A Tale of Five Balloons
- Author: Miriam Roth
- Illustrator: Ora Ayal
- Language: Hebrew
- Genre: Children's literature
- Published: 1974
- Publisher: Poalim Library
- Pages: 32

= A Tale of Five Balloons =

A Tale of Five Balloons (Hebrew: מעשה בחמישה בלונים, Ma'ase b'Khamisha Balonim) is an Israeli children's book by Miriam Roth published in 1974 and illustrated by Ora Ayal. The book has become a classic of Israeli children's literature.

==Plot==
The book is about five children each of whom get a balloon from Ruti's mother — a blue balloon for Ruti, yellow for Ron, purple for Sigalit, green for Uri and red for Alon. During the book, all the children's balloons burst, with the exception of Alon's, which the wind blew out of the children's reach. The children look at the balloon and shout "Bye, bye, red balloon!".

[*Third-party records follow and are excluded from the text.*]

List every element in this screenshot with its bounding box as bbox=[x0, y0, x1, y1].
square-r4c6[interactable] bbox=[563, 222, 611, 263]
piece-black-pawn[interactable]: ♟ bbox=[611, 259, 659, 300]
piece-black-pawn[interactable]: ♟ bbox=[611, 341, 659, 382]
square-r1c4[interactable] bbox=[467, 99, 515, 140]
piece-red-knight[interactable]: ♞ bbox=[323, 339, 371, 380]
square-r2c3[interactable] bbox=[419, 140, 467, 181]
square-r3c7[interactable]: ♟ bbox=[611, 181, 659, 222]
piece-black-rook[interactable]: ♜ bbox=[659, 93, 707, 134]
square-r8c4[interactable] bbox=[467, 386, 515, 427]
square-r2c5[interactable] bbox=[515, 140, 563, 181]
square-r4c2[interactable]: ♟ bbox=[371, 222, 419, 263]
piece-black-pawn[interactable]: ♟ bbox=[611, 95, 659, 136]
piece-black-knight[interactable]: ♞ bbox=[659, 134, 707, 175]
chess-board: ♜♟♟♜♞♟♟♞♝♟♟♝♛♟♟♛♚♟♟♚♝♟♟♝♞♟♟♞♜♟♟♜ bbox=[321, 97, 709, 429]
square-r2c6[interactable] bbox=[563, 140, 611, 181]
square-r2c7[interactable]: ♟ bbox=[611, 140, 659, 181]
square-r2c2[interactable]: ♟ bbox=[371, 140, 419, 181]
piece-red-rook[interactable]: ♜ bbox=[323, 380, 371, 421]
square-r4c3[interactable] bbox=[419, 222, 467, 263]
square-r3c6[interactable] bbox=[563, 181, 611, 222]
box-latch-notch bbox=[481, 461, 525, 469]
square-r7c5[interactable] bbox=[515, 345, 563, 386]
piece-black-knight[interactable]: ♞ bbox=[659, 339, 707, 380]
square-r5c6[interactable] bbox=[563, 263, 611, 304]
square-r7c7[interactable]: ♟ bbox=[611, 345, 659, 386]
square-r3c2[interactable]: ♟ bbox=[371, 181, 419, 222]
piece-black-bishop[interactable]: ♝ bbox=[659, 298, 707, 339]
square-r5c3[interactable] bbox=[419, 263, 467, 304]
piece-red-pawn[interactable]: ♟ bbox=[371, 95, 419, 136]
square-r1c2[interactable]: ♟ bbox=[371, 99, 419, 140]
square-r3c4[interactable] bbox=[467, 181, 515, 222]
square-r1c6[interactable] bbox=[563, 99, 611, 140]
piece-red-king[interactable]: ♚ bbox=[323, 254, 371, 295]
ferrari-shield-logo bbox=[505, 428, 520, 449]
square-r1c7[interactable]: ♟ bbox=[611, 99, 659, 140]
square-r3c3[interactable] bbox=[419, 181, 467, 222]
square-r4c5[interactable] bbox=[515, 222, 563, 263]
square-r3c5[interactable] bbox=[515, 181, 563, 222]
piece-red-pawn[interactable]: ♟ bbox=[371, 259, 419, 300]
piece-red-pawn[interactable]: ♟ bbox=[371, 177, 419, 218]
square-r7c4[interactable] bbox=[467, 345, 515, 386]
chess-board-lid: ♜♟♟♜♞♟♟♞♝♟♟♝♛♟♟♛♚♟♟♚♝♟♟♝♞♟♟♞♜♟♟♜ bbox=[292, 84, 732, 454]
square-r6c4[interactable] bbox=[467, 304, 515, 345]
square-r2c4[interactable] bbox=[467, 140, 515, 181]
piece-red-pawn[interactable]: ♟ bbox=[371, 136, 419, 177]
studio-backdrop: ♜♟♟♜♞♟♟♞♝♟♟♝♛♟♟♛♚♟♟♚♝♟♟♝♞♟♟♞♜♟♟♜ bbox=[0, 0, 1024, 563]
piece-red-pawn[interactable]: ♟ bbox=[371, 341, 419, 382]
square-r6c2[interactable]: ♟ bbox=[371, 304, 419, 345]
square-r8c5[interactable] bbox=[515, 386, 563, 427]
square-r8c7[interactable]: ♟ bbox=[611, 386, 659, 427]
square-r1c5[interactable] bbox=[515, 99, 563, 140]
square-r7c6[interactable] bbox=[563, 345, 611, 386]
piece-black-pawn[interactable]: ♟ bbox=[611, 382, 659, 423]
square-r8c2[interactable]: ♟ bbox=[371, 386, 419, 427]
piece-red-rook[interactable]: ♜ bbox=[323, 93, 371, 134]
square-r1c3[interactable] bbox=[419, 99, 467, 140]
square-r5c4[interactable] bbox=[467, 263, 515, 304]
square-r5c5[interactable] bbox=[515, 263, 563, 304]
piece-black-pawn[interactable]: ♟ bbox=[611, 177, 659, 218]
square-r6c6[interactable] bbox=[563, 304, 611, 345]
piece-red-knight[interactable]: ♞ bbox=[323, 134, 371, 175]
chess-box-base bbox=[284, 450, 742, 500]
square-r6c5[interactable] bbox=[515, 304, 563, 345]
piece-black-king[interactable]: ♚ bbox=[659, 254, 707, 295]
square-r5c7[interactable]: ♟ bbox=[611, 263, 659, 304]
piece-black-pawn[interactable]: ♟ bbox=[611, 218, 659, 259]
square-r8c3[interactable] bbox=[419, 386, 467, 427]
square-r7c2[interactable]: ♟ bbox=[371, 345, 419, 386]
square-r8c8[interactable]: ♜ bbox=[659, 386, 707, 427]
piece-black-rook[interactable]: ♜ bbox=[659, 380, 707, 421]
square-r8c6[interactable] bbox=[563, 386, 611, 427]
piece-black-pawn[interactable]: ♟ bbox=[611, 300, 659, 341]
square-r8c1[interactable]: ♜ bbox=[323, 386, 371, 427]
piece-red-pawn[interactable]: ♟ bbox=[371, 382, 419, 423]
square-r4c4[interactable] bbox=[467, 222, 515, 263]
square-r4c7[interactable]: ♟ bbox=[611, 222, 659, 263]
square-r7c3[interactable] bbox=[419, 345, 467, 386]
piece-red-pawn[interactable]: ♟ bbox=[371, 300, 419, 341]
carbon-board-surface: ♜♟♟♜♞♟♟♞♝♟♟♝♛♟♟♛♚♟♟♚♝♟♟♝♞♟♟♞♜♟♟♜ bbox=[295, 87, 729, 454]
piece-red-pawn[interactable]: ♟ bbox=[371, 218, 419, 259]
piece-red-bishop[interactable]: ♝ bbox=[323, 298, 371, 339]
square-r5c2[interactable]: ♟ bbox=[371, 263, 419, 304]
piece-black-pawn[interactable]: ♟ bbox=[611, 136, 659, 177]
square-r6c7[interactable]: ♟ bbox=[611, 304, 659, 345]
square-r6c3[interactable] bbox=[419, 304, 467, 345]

Whenever one of the balloons bursts, the children are comforted and told "that's how all balloons end up". Each balloon had burst for the following different reasons:

- Uri's balloon burst due to contact with a rose bush while Uri was playing with it like a ball.
- Ron's balloon burst after his father over-inflated it since Ron wanted it to be "as big as the Sun".
- Sigalit's balloon burst after being scratched by Mitzi, Sigalit's cat.
- Ruti's balloon burst after she hugged it tightly.